Banks will draw funds under the Special Liquidity Facility-Mutual Fund (SLF) exclusively for meeting the liquidity requirements of MFs by extending loans. Bank could also make outright purchase of investment-grade corporate bonds, commercial papers (CPs), debentures and certificates of Deposit (CDs) held by MFs.
The RBI stated that it remained vigilant and would take whatever steps were necessary to mitigate the economic impact of Covid-19 and preserve financial stability.
Under the SLF-MF, the RBI would conduct repo operations of 90-days tenor at fixed repo rate. The SLF-MF is on-tap and open-ended, and banks can submit their bids to avail of funding on any day from Monday to Friday (excluding holidays).
The scheme is available from today (April 27, 2020) till May 11, 2020, or up to utilisation of the allocated amount, whichever is earlier. The RBI would review the timeline and amount depending on market conditions.

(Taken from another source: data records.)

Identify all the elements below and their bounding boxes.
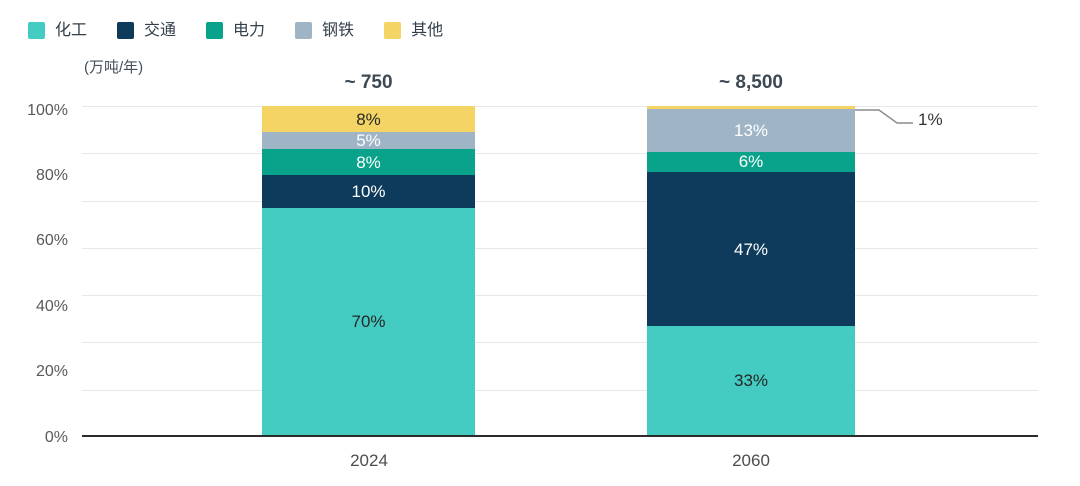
y-tick-label: 80% <box>35 167 68 184</box>
legend-item-other: 其他 <box>384 22 443 39</box>
y-tick-label: 100% <box>27 102 68 119</box>
gridline <box>82 295 1038 296</box>
y-tick-label: 40% <box>35 298 68 315</box>
x-axis-label-2024: 2024 <box>350 451 388 470</box>
legend-item-steel: 钢铁 <box>295 22 354 39</box>
legend-label: 化工 <box>55 22 88 39</box>
bar-2024: 70% 10% 8% 5% 8% ~ 750 <box>262 72 475 435</box>
legend-label: 其他 <box>411 22 444 39</box>
legend-swatch-chemical <box>28 22 45 39</box>
segment-transport-2024: 10% <box>262 175 475 208</box>
y-tick-label: 20% <box>35 363 68 380</box>
legend-item-chemical: 化工 <box>28 22 87 39</box>
legend-item-power: 电力 <box>206 22 265 39</box>
y-tick-label: 60% <box>35 232 68 249</box>
gridline <box>82 201 1038 202</box>
legend-item-transport: 交通 <box>117 22 176 39</box>
gridline <box>82 248 1038 249</box>
plot-area: 100% 80% 60% 40% 20% 0% 70% 10% 8% 5% 8% ~ 750 2024… <box>27 72 1038 470</box>
gridline <box>82 106 1038 107</box>
legend-swatch-steel <box>295 22 313 39</box>
segment-steel-2060: 13% <box>647 109 855 153</box>
legend-swatch-other <box>384 22 402 39</box>
legend-label: 交通 <box>144 22 177 39</box>
callout-label: 1% <box>918 110 943 129</box>
gridline <box>82 342 1038 343</box>
y-axis-unit-label: (万吨/年) <box>84 59 144 76</box>
legend-label: 电力 <box>233 22 266 39</box>
y-tick-label: 0% <box>44 429 68 446</box>
legend-label: 钢铁 <box>322 22 355 39</box>
bar-2060: 33% 47% 6% 13% ~ 8,500 <box>647 72 855 435</box>
segment-other-2060 <box>647 106 855 110</box>
x-axis-line <box>82 435 1038 437</box>
segment-chemical-2060: 33% <box>647 326 855 435</box>
callout-connector-line <box>855 109 913 124</box>
segment-power-2060: 6% <box>647 152 855 172</box>
total-annotation-2060: ~ 8,500 <box>719 72 783 93</box>
legend: 化工 交通 电力 钢铁 其他 <box>28 22 443 39</box>
gridline <box>82 390 1038 391</box>
legend-swatch-transport <box>117 22 135 39</box>
segment-transport-2060: 47% <box>647 171 855 327</box>
gridline <box>82 153 1038 154</box>
segment-other-2024: 8% <box>262 106 475 132</box>
segment-power-2024: 8% <box>262 149 475 175</box>
segment-steel-2024: 5% <box>262 132 475 149</box>
segment-chemical-2024: 70% <box>262 207 475 435</box>
legend-swatch-power <box>206 22 224 39</box>
x-axis-label-2060: 2060 <box>732 451 770 470</box>
total-annotation-2024: ~ 750 <box>344 72 393 93</box>
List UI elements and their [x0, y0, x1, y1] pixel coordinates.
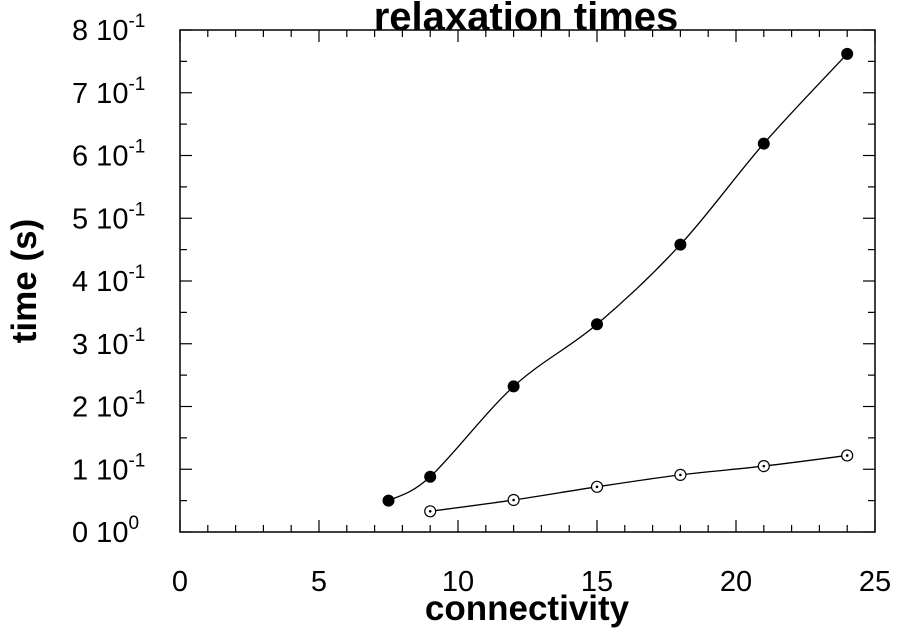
x-tick-label: 0: [172, 566, 188, 598]
x-tick-label: 20: [720, 566, 752, 598]
y-tick-label: 1 10-1: [72, 450, 145, 486]
plot-frame: [179, 29, 876, 533]
y-tick-label: 5 10-1: [72, 199, 145, 235]
y-axis-title: time (s): [5, 219, 44, 343]
data-points: [382, 47, 854, 518]
data-point-series-1: [674, 238, 687, 251]
x-tick-label: 10: [442, 566, 474, 598]
y-tick-label: 4 10-1: [72, 262, 145, 298]
data-point-series-2: [424, 505, 437, 518]
y-tick-label: 2 10-1: [72, 388, 145, 424]
data-point-series-2: [757, 460, 770, 473]
x-tick-label: 15: [581, 566, 613, 598]
x-tick-label: 5: [311, 566, 327, 598]
y-tick-labels: 0 100 1 10-1 2 10-1 3 10-1 4 10-1 5 10-1 6 10-…: [72, 11, 145, 549]
x-tick-label: 25: [859, 566, 891, 598]
fit-curve-series-2: [430, 454, 848, 512]
data-point-series-2: [590, 480, 604, 493]
data-point-series-1: [382, 494, 395, 507]
y-tick-label: 3 10-1: [72, 325, 145, 361]
data-point-series-2: [841, 449, 854, 462]
x-axis-title: connectivity: [425, 589, 630, 628]
y-tick-label: 7 10-1: [72, 74, 145, 110]
fit-curves: [388, 53, 848, 512]
y-tick-label: 8 10-1: [72, 11, 145, 47]
x-tick-labels: 0 5 10 15 20 25: [172, 566, 891, 598]
data-point-series-1: [591, 318, 603, 331]
chart-title: relaxation times: [374, 0, 679, 39]
y-tick-label: 6 10-1: [72, 137, 145, 173]
axis-ticks: [179, 29, 876, 533]
fit-curve-series-1: [388, 53, 848, 502]
data-point-series-1: [424, 470, 437, 483]
data-point-series-2: [674, 468, 687, 481]
y-tick-label: 0 100: [72, 513, 139, 549]
data-point-series-1: [757, 137, 770, 150]
data-point-series-1: [841, 47, 854, 60]
data-point-series-2: [507, 493, 520, 507]
data-point-series-1: [507, 380, 520, 393]
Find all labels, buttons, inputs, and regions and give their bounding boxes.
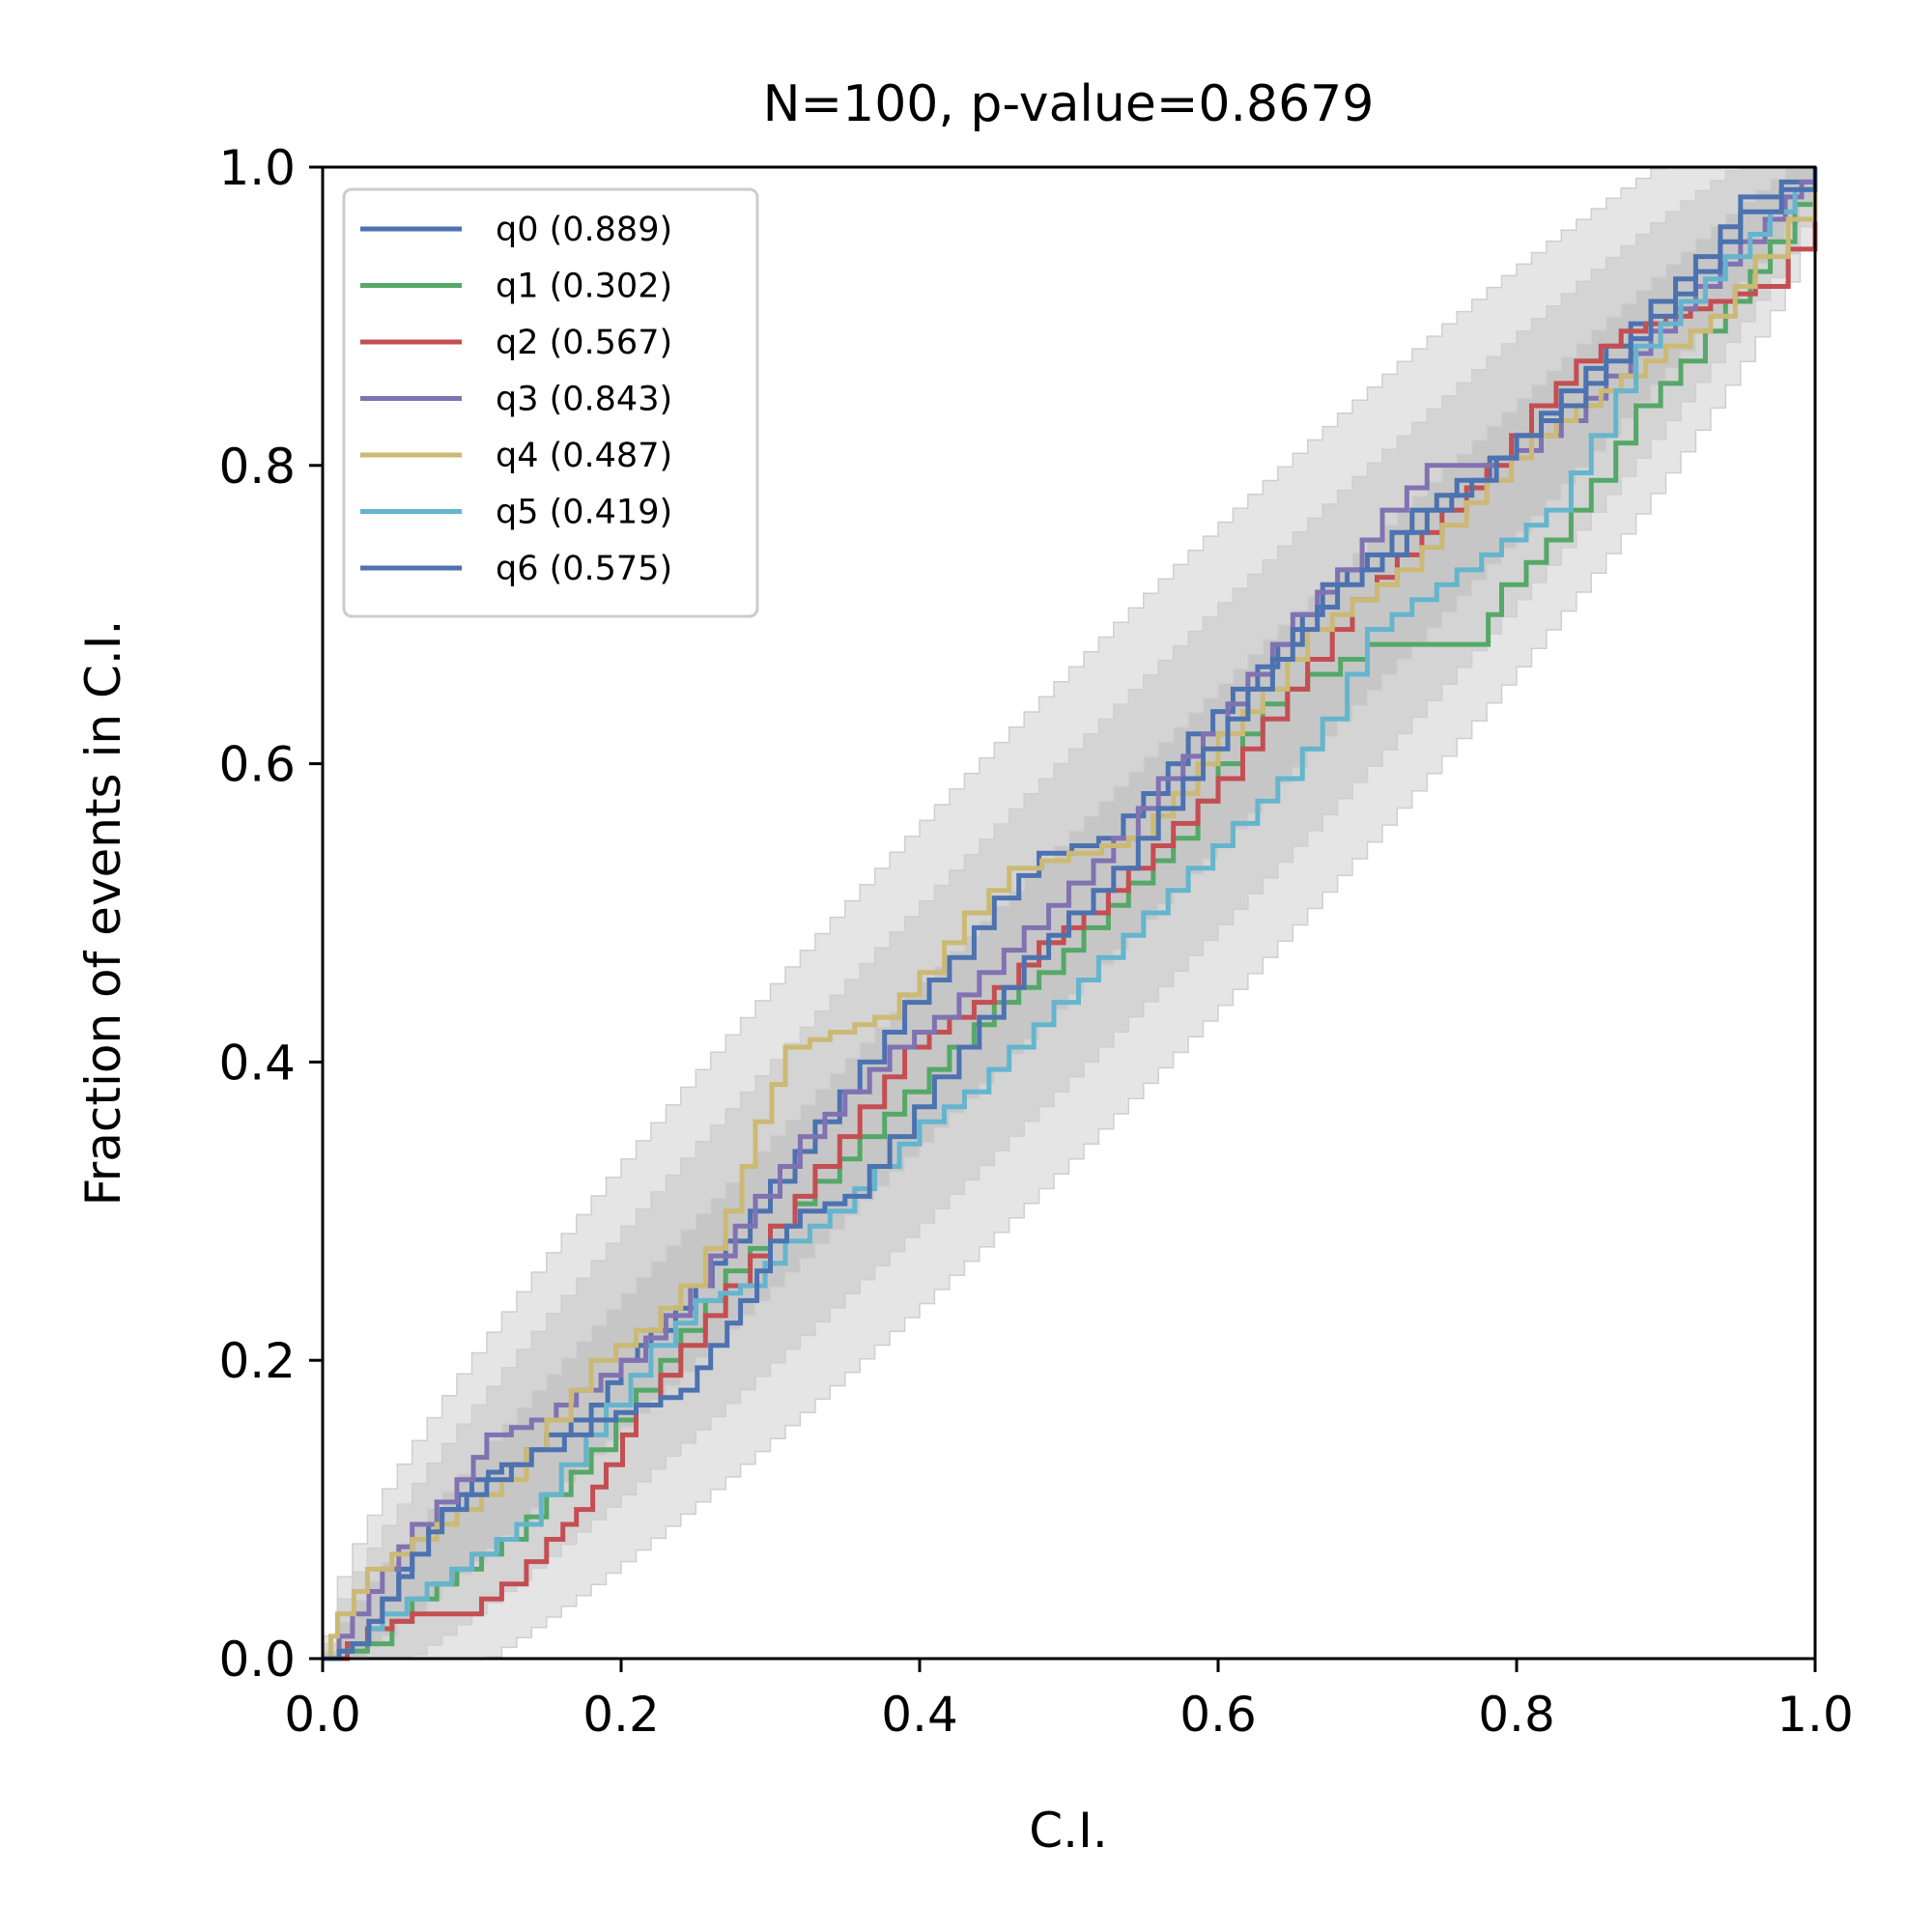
series-line-q6	[323, 167, 1818, 1662]
series-line-q5	[323, 167, 1818, 1662]
x-axis-label: C.I.	[1029, 1803, 1107, 1859]
x-tick-label: 1.0	[1776, 1687, 1854, 1743]
series-line-q1	[323, 167, 1818, 1662]
x-tick-label: 0.4	[881, 1687, 958, 1743]
legend: q0 (0.889) q1 (0.302) q2 (0.567) q3 (0.843)…	[342, 187, 759, 618]
axis-ticks: 0.0 0.2 0.4 0.6 0.8 1.0 0.0 0.2 0.4 0.6 0.8 1.0	[218, 140, 1853, 1743]
legend-label-q6: q6 (0.575)	[496, 550, 672, 588]
legend-label-q0: q0 (0.889)	[496, 211, 672, 249]
y-tick-label: 0.0	[218, 1632, 296, 1688]
legend-label-q4: q4 (0.487)	[496, 437, 672, 475]
chart-title: N=100, p-value=0.8679	[763, 75, 1375, 133]
legend-label-q2: q2 (0.567)	[496, 324, 672, 362]
y-tick-label: 0.6	[218, 737, 296, 793]
y-tick-label: 0.8	[218, 439, 296, 495]
y-tick-label: 1.0	[218, 140, 296, 196]
x-tick-label: 0.0	[284, 1687, 361, 1743]
legend-label-q1: q1 (0.302)	[496, 268, 672, 306]
x-tick-label: 0.2	[582, 1687, 660, 1743]
y-tick-label: 0.2	[218, 1333, 296, 1389]
y-tick-label: 0.4	[218, 1035, 296, 1091]
plot-frame	[321, 165, 1817, 1661]
legend-label-q5: q5 (0.419)	[496, 494, 672, 532]
legend-label-q3: q3 (0.843)	[496, 381, 672, 419]
series-line-q2	[323, 212, 1818, 1662]
series-layer	[323, 167, 1818, 1662]
x-tick-label: 0.8	[1478, 1687, 1555, 1743]
x-tick-label: 0.6	[1179, 1687, 1257, 1743]
y-axis-label: Fraction of events in C.I.	[75, 620, 131, 1207]
series-line-q3	[323, 167, 1818, 1662]
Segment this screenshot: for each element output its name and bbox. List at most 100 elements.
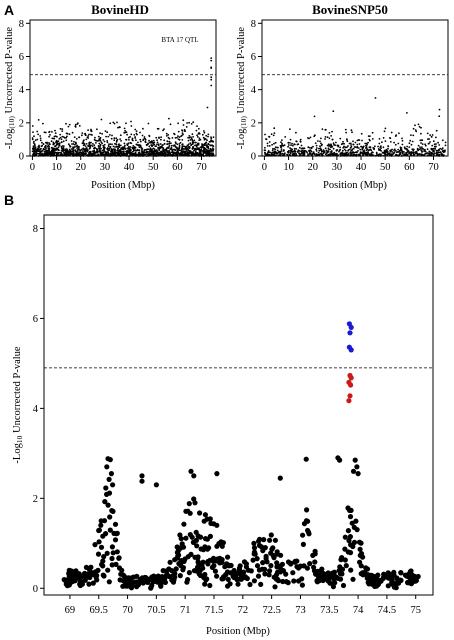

The RBI said liquidity support availed of under the SLF-MF would be eligible to be classified as held to maturity (HTM), even in excess of 25 per cent of total investment permitted to be included in the HTM portfolio. Exposure under this facility would not be reckoned under the Large Exposure Framework (LEF).
The face value of securities acquired under the SLF-MF and kept in the HTM category would not be reckoned for computation of adjusted non-food bank credit (ANBC) for determining priority-sector targets/sub-targets. Support extended to MFs under the SLF-MF shall be exempted from banks’ capital market exposure limits.